Similarly, up to half of childhood cancer survivors are at risk for heart disease, leading to guidelines that survivors at risk of cardiac disease have an echocardiogram (sonogram of the heart, which looks at heart chamber size and how well blood is pumping through the heart) every one to two years. But only 28% of the participants received the recommended echocardiograms.
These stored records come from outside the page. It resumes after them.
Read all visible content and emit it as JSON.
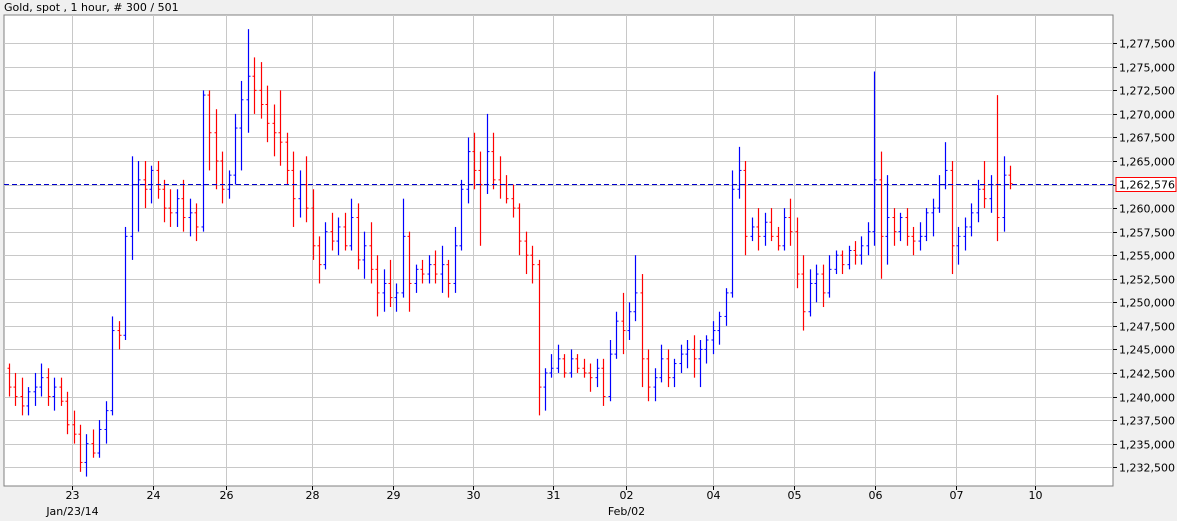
{
  "header": {
    "title": "Gold, spot , 1 hour, # 300 / 501"
  },
  "colors": {
    "up": "#0000ff",
    "down": "#ff0000",
    "neutral": "#000000",
    "last_line": "#0000cc",
    "grid": "#c8c8c8",
    "background": "#ffffff"
  },
  "chart_data": {
    "type": "ohlc",
    "instrument": "Gold, spot",
    "interval": "1 hour",
    "ylim": [
      1230.5,
      1280.5
    ],
    "grid": true,
    "y_ticks": [
      1232.5,
      1235,
      1237.5,
      1240,
      1242.5,
      1245,
      1247.5,
      1250,
      1252.5,
      1255,
      1257.5,
      1260,
      1262.5,
      1265,
      1267.5,
      1270,
      1272.5,
      1275,
      1277.5
    ],
    "y_tick_labels": [
      "1,232,500",
      "1,235,000",
      "1,237,500",
      "1,240,000",
      "1,242,500",
      "1,245,000",
      "1,247,500",
      "1,250,000",
      "1,252,500",
      "1,255,000",
      "1,257,500",
      "1,260,000",
      "1,262,500",
      "1,265,000",
      "1,267,500",
      "1,270,000",
      "1,272,500",
      "1,275,000",
      "1,277,500"
    ],
    "x_ticks": [
      {
        "label": "23",
        "sub": "Jan/23/14",
        "pos": 0.061
      },
      {
        "label": "24",
        "sub": "",
        "pos": 0.134
      },
      {
        "label": "26",
        "sub": "",
        "pos": 0.2
      },
      {
        "label": "28",
        "sub": "",
        "pos": 0.278
      },
      {
        "label": "29",
        "sub": "",
        "pos": 0.351
      },
      {
        "label": "30",
        "sub": "",
        "pos": 0.423
      },
      {
        "label": "31",
        "sub": "",
        "pos": 0.495
      },
      {
        "label": "02",
        "sub": "Feb/02",
        "pos": 0.561
      },
      {
        "label": "04",
        "sub": "",
        "pos": 0.639
      },
      {
        "label": "05",
        "sub": "",
        "pos": 0.712
      },
      {
        "label": "06",
        "sub": "",
        "pos": 0.785
      },
      {
        "label": "07",
        "sub": "",
        "pos": 0.858
      },
      {
        "label": "10",
        "sub": "",
        "pos": 0.93
      }
    ],
    "last_price": 1262.576,
    "last_price_label": "1,262,576",
    "bars": [
      [
        1243,
        1243.5,
        1240,
        1241
      ],
      [
        1241,
        1242.5,
        1239,
        1240
      ],
      [
        1240,
        1242,
        1238,
        1239
      ],
      [
        1239,
        1241,
        1238,
        1240.5
      ],
      [
        1240.5,
        1242.5,
        1239,
        1241
      ],
      [
        1241,
        1243.5,
        1240,
        1242
      ],
      [
        1242,
        1243,
        1239,
        1240
      ],
      [
        1240,
        1242,
        1238.5,
        1241
      ],
      [
        1241,
        1242,
        1239,
        1239.5
      ],
      [
        1239.5,
        1240.5,
        1236,
        1237
      ],
      [
        1237,
        1238.5,
        1235,
        1236
      ],
      [
        1236,
        1237,
        1232,
        1233
      ],
      [
        1233,
        1236,
        1231.5,
        1235
      ],
      [
        1235,
        1236.5,
        1233.5,
        1234
      ],
      [
        1234,
        1237.5,
        1233.5,
        1236.5
      ],
      [
        1236.5,
        1239.5,
        1235,
        1238.5
      ],
      [
        1238.5,
        1248.5,
        1238,
        1247
      ],
      [
        1247,
        1248,
        1245,
        1246.5
      ],
      [
        1246.5,
        1258,
        1246,
        1257
      ],
      [
        1257,
        1265.5,
        1254.5,
        1262.5
      ],
      [
        1262.5,
        1265,
        1257.5,
        1263
      ],
      [
        1263,
        1265,
        1260,
        1262
      ],
      [
        1262,
        1264.5,
        1260.5,
        1264
      ],
      [
        1264,
        1265,
        1261,
        1262
      ],
      [
        1262,
        1263,
        1258.5,
        1260
      ],
      [
        1260,
        1262,
        1258,
        1259.5
      ],
      [
        1259.5,
        1262,
        1258,
        1261
      ],
      [
        1261,
        1263,
        1257.5,
        1259
      ],
      [
        1259,
        1261,
        1257,
        1259.5
      ],
      [
        1259.5,
        1260.5,
        1256.5,
        1258
      ],
      [
        1258,
        1272.5,
        1257.5,
        1272
      ],
      [
        1272,
        1272.5,
        1264,
        1268
      ],
      [
        1268,
        1270.5,
        1262,
        1265
      ],
      [
        1265,
        1266,
        1260.5,
        1262
      ],
      [
        1262,
        1264,
        1261,
        1263.5
      ],
      [
        1263.5,
        1270,
        1262.5,
        1268.5
      ],
      [
        1268.5,
        1273.5,
        1264,
        1271.5
      ],
      [
        1271.5,
        1279,
        1268,
        1274
      ],
      [
        1274,
        1276,
        1270,
        1272.5
      ],
      [
        1272.5,
        1275.5,
        1269.5,
        1271
      ],
      [
        1271,
        1273,
        1267,
        1269
      ],
      [
        1269,
        1271,
        1265.5,
        1268
      ],
      [
        1268,
        1272.5,
        1264.5,
        1267
      ],
      [
        1267,
        1268,
        1262.5,
        1264
      ],
      [
        1264,
        1266,
        1258,
        1261
      ],
      [
        1261,
        1264,
        1259,
        1262.5
      ],
      [
        1262.5,
        1265.5,
        1258.5,
        1260
      ],
      [
        1260,
        1262,
        1254.5,
        1256
      ],
      [
        1256,
        1257,
        1252,
        1254
      ],
      [
        1254,
        1258.5,
        1253.5,
        1257.5
      ],
      [
        1257.5,
        1259.5,
        1255.5,
        1256.5
      ],
      [
        1256.5,
        1259,
        1255,
        1258
      ],
      [
        1258,
        1259.5,
        1255.5,
        1256
      ],
      [
        1256,
        1261,
        1255.5,
        1259
      ],
      [
        1259,
        1260.5,
        1253.5,
        1254.5
      ],
      [
        1254.5,
        1257.5,
        1252.5,
        1256
      ],
      [
        1256,
        1258.5,
        1252,
        1253.5
      ],
      [
        1253.5,
        1255,
        1248.5,
        1251
      ],
      [
        1251,
        1253.5,
        1249,
        1252
      ],
      [
        1252,
        1254.5,
        1249.5,
        1250.5
      ],
      [
        1250.5,
        1252,
        1249,
        1251
      ],
      [
        1251,
        1261,
        1250.5,
        1257
      ],
      [
        1257,
        1257.5,
        1249,
        1252
      ],
      [
        1252,
        1254,
        1251,
        1253.5
      ],
      [
        1253.5,
        1254.5,
        1252,
        1253
      ],
      [
        1253,
        1255,
        1252,
        1254
      ],
      [
        1254,
        1255.5,
        1252,
        1253
      ],
      [
        1253,
        1256,
        1251,
        1254
      ],
      [
        1254,
        1254.5,
        1250.5,
        1252
      ],
      [
        1252,
        1258,
        1251,
        1256
      ],
      [
        1256,
        1263,
        1255.5,
        1262
      ],
      [
        1262,
        1267.5,
        1260.5,
        1266
      ],
      [
        1266,
        1268,
        1262,
        1264
      ],
      [
        1264,
        1266,
        1256,
        1262.5
      ],
      [
        1262.5,
        1270,
        1261.5,
        1266
      ],
      [
        1266,
        1268,
        1262,
        1263
      ],
      [
        1263,
        1265.5,
        1261,
        1262.5
      ],
      [
        1262.5,
        1263.5,
        1260.5,
        1261
      ],
      [
        1261,
        1262.5,
        1259,
        1260
      ],
      [
        1260,
        1260.5,
        1255,
        1256.5
      ],
      [
        1256.5,
        1257.5,
        1253,
        1255
      ],
      [
        1255,
        1256,
        1252,
        1254
      ],
      [
        1254,
        1254.5,
        1238,
        1241
      ],
      [
        1241,
        1243,
        1238.5,
        1242.5
      ],
      [
        1242.5,
        1244.5,
        1242,
        1243
      ],
      [
        1243,
        1245.5,
        1242.5,
        1244
      ],
      [
        1244,
        1244.5,
        1242,
        1242.5
      ],
      [
        1242.5,
        1245,
        1242,
        1244
      ],
      [
        1244,
        1244.5,
        1242.5,
        1243
      ],
      [
        1243,
        1244,
        1242,
        1242.5
      ],
      [
        1242.5,
        1243.5,
        1240.5,
        1242
      ],
      [
        1242,
        1244,
        1241,
        1243
      ],
      [
        1243,
        1244,
        1239,
        1240
      ],
      [
        1240,
        1246,
        1239.5,
        1244.5
      ],
      [
        1244.5,
        1249,
        1244,
        1248
      ],
      [
        1248,
        1251,
        1244.5,
        1247
      ],
      [
        1247,
        1250,
        1246,
        1249
      ],
      [
        1249,
        1255,
        1248,
        1251
      ],
      [
        1251,
        1253,
        1241,
        1244
      ],
      [
        1244,
        1245,
        1239.5,
        1241
      ],
      [
        1241,
        1243,
        1239.5,
        1242
      ],
      [
        1242,
        1245.5,
        1241.5,
        1244
      ],
      [
        1244,
        1245,
        1241,
        1242
      ],
      [
        1242,
        1244,
        1241,
        1243.5
      ],
      [
        1243.5,
        1245.5,
        1242.5,
        1244.5
      ],
      [
        1244.5,
        1246,
        1243,
        1245
      ],
      [
        1245,
        1246.5,
        1242,
        1244
      ],
      [
        1244,
        1246,
        1241,
        1245
      ],
      [
        1245,
        1246.5,
        1243.5,
        1246
      ],
      [
        1246,
        1248,
        1244.5,
        1247
      ],
      [
        1247,
        1249,
        1245.5,
        1248.5
      ],
      [
        1248.5,
        1251.5,
        1247.5,
        1251
      ],
      [
        1251,
        1264,
        1250.5,
        1262
      ],
      [
        1262,
        1266.5,
        1261,
        1264
      ],
      [
        1264,
        1265,
        1255,
        1257
      ],
      [
        1257,
        1259,
        1256.5,
        1258
      ],
      [
        1258,
        1260,
        1255.5,
        1257
      ],
      [
        1257,
        1259.5,
        1256,
        1258.5
      ],
      [
        1258.5,
        1260,
        1256.5,
        1257
      ],
      [
        1257,
        1258,
        1255.5,
        1256
      ],
      [
        1256,
        1260,
        1255.5,
        1259
      ],
      [
        1259,
        1261,
        1256,
        1257.5
      ],
      [
        1257.5,
        1259,
        1251.5,
        1253
      ],
      [
        1253,
        1255,
        1247,
        1249
      ],
      [
        1249,
        1253.5,
        1248.5,
        1252
      ],
      [
        1252,
        1254,
        1250,
        1253
      ],
      [
        1253,
        1254,
        1249.5,
        1251
      ],
      [
        1251,
        1255,
        1250.5,
        1253.5
      ],
      [
        1253.5,
        1255.5,
        1253,
        1255
      ],
      [
        1255,
        1255.5,
        1253,
        1254
      ],
      [
        1254,
        1256,
        1253.5,
        1255.5
      ],
      [
        1255.5,
        1256.5,
        1254,
        1255
      ],
      [
        1255,
        1257,
        1254,
        1256
      ],
      [
        1256,
        1258.5,
        1255,
        1257.5
      ],
      [
        1257.5,
        1274.5,
        1256,
        1263
      ],
      [
        1263,
        1266,
        1252.5,
        1257
      ],
      [
        1257,
        1263.5,
        1254,
        1259
      ],
      [
        1259,
        1260,
        1256,
        1257.5
      ],
      [
        1257.5,
        1259.5,
        1256.5,
        1259
      ],
      [
        1259,
        1260,
        1256,
        1257
      ],
      [
        1257,
        1258,
        1255,
        1256.5
      ],
      [
        1256.5,
        1258.5,
        1255.5,
        1257
      ],
      [
        1257,
        1260,
        1256.5,
        1259.5
      ],
      [
        1259.5,
        1261,
        1257,
        1260
      ],
      [
        1260,
        1263.5,
        1259.5,
        1262.5
      ],
      [
        1262.5,
        1267,
        1262,
        1264
      ],
      [
        1264,
        1265,
        1253,
        1256
      ],
      [
        1256,
        1258,
        1254,
        1257
      ],
      [
        1257,
        1259,
        1255.5,
        1258
      ],
      [
        1258,
        1260.5,
        1257,
        1259.5
      ],
      [
        1259.5,
        1263,
        1258.5,
        1262
      ],
      [
        1262,
        1265,
        1260,
        1261
      ],
      [
        1261,
        1263.5,
        1259.5,
        1262.5
      ],
      [
        1262.5,
        1272,
        1256.5,
        1259
      ],
      [
        1259,
        1265.5,
        1257.5,
        1263.5
      ],
      [
        1263.5,
        1264.5,
        1262,
        1262.6
      ]
    ]
  }
}
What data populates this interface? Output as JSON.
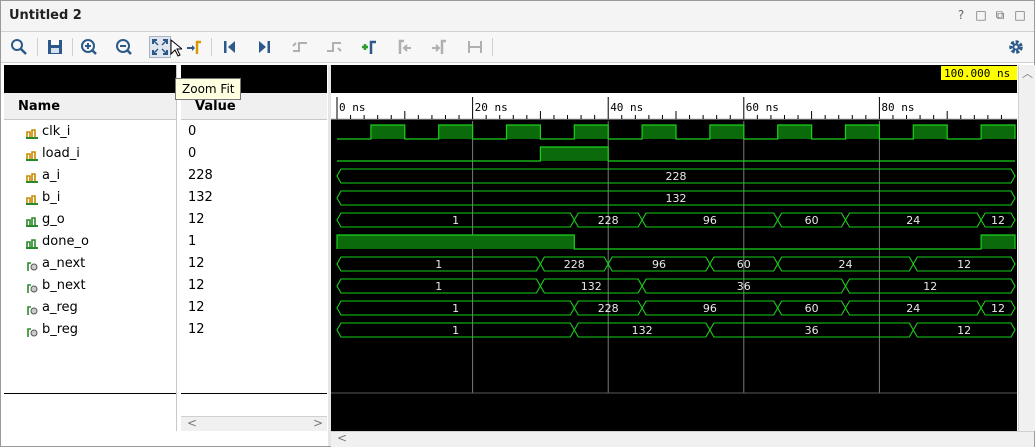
{
  "window": {
    "title": "Untitled 2",
    "controls": [
      "?",
      "□",
      "⧉",
      "□"
    ]
  },
  "tooltip": "Zoom Fit",
  "columns": {
    "name": "Name",
    "value": "Value"
  },
  "signals": [
    {
      "name": "clk_i",
      "value": "0",
      "kind": "input"
    },
    {
      "name": "load_i",
      "value": "0",
      "kind": "input"
    },
    {
      "name": "a_i",
      "value": "228",
      "kind": "input"
    },
    {
      "name": "b_i",
      "value": "132",
      "kind": "input"
    },
    {
      "name": "g_o",
      "value": "12",
      "kind": "output"
    },
    {
      "name": "done_o",
      "value": "1",
      "kind": "output"
    },
    {
      "name": "a_next",
      "value": "12",
      "kind": "internal"
    },
    {
      "name": "b_next",
      "value": "12",
      "kind": "internal"
    },
    {
      "name": "a_reg",
      "value": "12",
      "kind": "internal"
    },
    {
      "name": "b_reg",
      "value": "12",
      "kind": "internal"
    }
  ],
  "timeline": {
    "cursor_label": "100.000 ns",
    "ticks": [
      "0 ns",
      "20 ns",
      "40 ns",
      "60 ns",
      "80 ns"
    ],
    "tick_values_ns": [
      0,
      20,
      40,
      60,
      80
    ],
    "range_ns": [
      0,
      100
    ]
  },
  "waves": {
    "clk_i": {
      "type": "clock",
      "period_ns": 10,
      "high_from_ns": 5
    },
    "load_i": {
      "type": "bit",
      "high": [
        [
          30,
          40
        ]
      ]
    },
    "a_i": {
      "type": "bus",
      "segments": [
        {
          "from": 0,
          "to": 100,
          "label": "228"
        }
      ]
    },
    "b_i": {
      "type": "bus",
      "segments": [
        {
          "from": 0,
          "to": 100,
          "label": "132"
        }
      ]
    },
    "g_o": {
      "type": "bus",
      "segments": [
        {
          "from": 0,
          "to": 35,
          "label": "1"
        },
        {
          "from": 35,
          "to": 45,
          "label": "228"
        },
        {
          "from": 45,
          "to": 65,
          "label": "96"
        },
        {
          "from": 65,
          "to": 75,
          "label": "60"
        },
        {
          "from": 75,
          "to": 95,
          "label": "24"
        },
        {
          "from": 95,
          "to": 100,
          "label": "12"
        }
      ]
    },
    "done_o": {
      "type": "bit",
      "high": [
        [
          0,
          35
        ],
        [
          95,
          100
        ]
      ]
    },
    "a_next": {
      "type": "bus",
      "segments": [
        {
          "from": 0,
          "to": 30,
          "label": "1"
        },
        {
          "from": 30,
          "to": 40,
          "label": "228"
        },
        {
          "from": 40,
          "to": 55,
          "label": "96"
        },
        {
          "from": 55,
          "to": 65,
          "label": "60"
        },
        {
          "from": 65,
          "to": 85,
          "label": "24"
        },
        {
          "from": 85,
          "to": 100,
          "label": "12"
        }
      ]
    },
    "b_next": {
      "type": "bus",
      "segments": [
        {
          "from": 0,
          "to": 30,
          "label": "1"
        },
        {
          "from": 30,
          "to": 45,
          "label": "132"
        },
        {
          "from": 45,
          "to": 75,
          "label": "36"
        },
        {
          "from": 75,
          "to": 100,
          "label": "12"
        }
      ]
    },
    "a_reg": {
      "type": "bus",
      "segments": [
        {
          "from": 0,
          "to": 35,
          "label": "1"
        },
        {
          "from": 35,
          "to": 45,
          "label": "228"
        },
        {
          "from": 45,
          "to": 65,
          "label": "96"
        },
        {
          "from": 65,
          "to": 75,
          "label": "60"
        },
        {
          "from": 75,
          "to": 95,
          "label": "24"
        },
        {
          "from": 95,
          "to": 100,
          "label": "12"
        }
      ]
    },
    "b_reg": {
      "type": "bus",
      "segments": [
        {
          "from": 0,
          "to": 35,
          "label": "1"
        },
        {
          "from": 35,
          "to": 55,
          "label": "132"
        },
        {
          "from": 55,
          "to": 85,
          "label": "36"
        },
        {
          "from": 85,
          "to": 100,
          "label": "12"
        }
      ]
    }
  },
  "colors": {
    "wave": "#19d119",
    "wave_fill": "#0b6b0b",
    "background": "#000000",
    "cursor_label_bg": "#ffff00",
    "gridline": "#7a7a7a"
  },
  "toolbar": [
    "search-icon",
    "save-icon",
    "zoom-in-icon",
    "zoom-out-icon",
    "zoom-fit-icon",
    "go-to-cursor-icon",
    "go-to-start-icon",
    "go-to-end-icon",
    "previous-transition-icon",
    "next-transition-icon",
    "add-marker-icon",
    "previous-marker-icon",
    "next-marker-icon",
    "swap-cursors-icon",
    "settings-gear-icon"
  ]
}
About 1 in 3 Receive Cancer Follow-Up Care

For the study, Nathan and colleagues asked more than 17,000 people who had been diagnosed with cancer between 1970 and 1986 to fill out questionnaires about the type of health care they were receiving. Of the total, 8,522 agreed to participate. Their average age at time of cancer diagnosis was 7; their average age at the time they filled out the survey was 31.

Among the findings:

  • 32% of participants received health care related to their childhood bout with cancer.
  • Just more than half (56%) of the participants received general health care in which doctors performed routine examinations without asking about their cancer.
  • Only 18% of participants received so-called risk-based care designed to proactively address complications they are most likely to develop.
  • Survivors most likely to be given risk-based care were anxious, in pain or poor physical health, or suffering from a chronic condition like diabetes.

‘Tip of the Iceberg’

By nature of agreeing to participate, “these people are motivated, so the findings represent a best-case scenario," says Archie Bleyer, MD, medical advisor in the Cancer Treatment Center at St. Charles Medical Center in Bend, Ore. “This is the tip of the iceberg.”

Bleyer moderated a news conference at which the research was presented at the annual meeting of the American Society of Clinical Oncology.

Nathan says a lot of the problem is that many survivors don’t know what kind of treatment they received as children. Even if they do, he says, they often don’t know the long-term risks associated with the therapy.

“When their treatment is complete, they should have this information,” he says. If the information is not provided by the doctor, parents should request it.

Once they have the information, childhood cancer survivors, too, must be proactive, Bleyer says. Even though young adults may sometimes be reluctant to discuss details of their childhood, it crucial that survivors share that information with their doctors.